Next up on Monday was Michele Basso with When a Good Treatment Fails: Training Type and Molecular Factors in SCI.
I really like this graphic from the presentation. It’s a good summary of all the parts that must be taken into consideration in an SCI. And honestly, I think it could be applied to other diagnoses well too. Take a look, and then I’ll fluff out the details below.
First Michele discussed the injury mechanism circle. She said that in post-mortem dissections of SCIs, the injury often showed upon MRI that the central portion of the cord was where the injury was located, but several neuronal axons survived on the periphery of the injury. This extends several segments along the cord above and below the injury site whether injury is considered complete or incomplete. The inflammation around the injury which is also transmitted throughout the cord also suppresses recovery, and needs to be considered as well. Because of this, the lumbar cord where “CPGs” live in intermediate laminae 7 should be considered as part of the injury. The spinal canal can also absorb inflammation from peripheral injuries.Lovely. Inflammation starts as early as 24 hours after injury.

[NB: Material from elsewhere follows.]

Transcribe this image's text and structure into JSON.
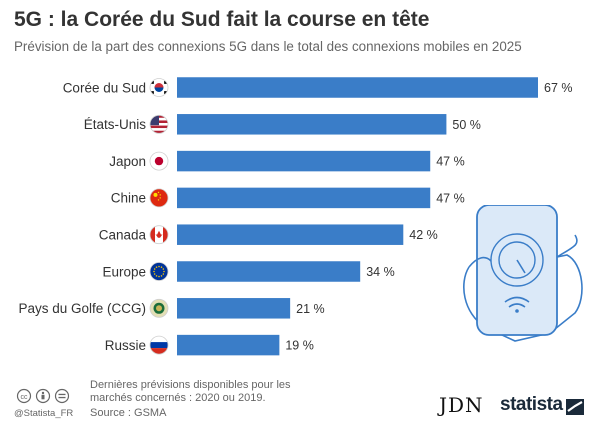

Now onto the therapists’ specialty: intervention! Keep in mind that task specific intervention such as body weight supported treadmill training (BWSTT) improves functional recovery and strength, but not for everyone. Why? This was the research question being addressed by Hansen et. al. in a series of articles, one of which has been submitted, but is as of yet not published, so this is hot off the press. It seems some people have a genetic mutation that does not allow them to develop the inflammation post-injury: Inflammatory Regulator Matrix Metalloproteinase 9 is what it’s called or MMP9 for short. Early task specific intervention seems to drive better functional recovery in the presence of MMP9 mutation, but without the mutation is harmful by increasing the inflammation around the injury site. The inflammation if leading to maladaptive neuroplasticity, hyper- excitable reflexes, and no motor learning. BUT if we wait for the inflammation to decrease naturally, it is too late for the intervention to work to its full capacity. So we need to address the inflammation, so we can better address the function. How can we do that? Inflammation inhibitors are very expensive, BUT since the cord tends to absorb inflammation from the periphery, they are speculating the opposite may be true as well: if we can get anti-inflammatories to the periphery and allow those to be absorbed too. One interesting method of decreasing inflammation is utilizing eccentric muscle contractions. So Michele suggested using downhill BWSTT instead of flat training early on. I had never even considered changing the pitch of the treadmill! I’m not even sure if the treadmills at my place can do that.
So in summary, type and timing of the intervention you chose DO matter and so does the microenvironment.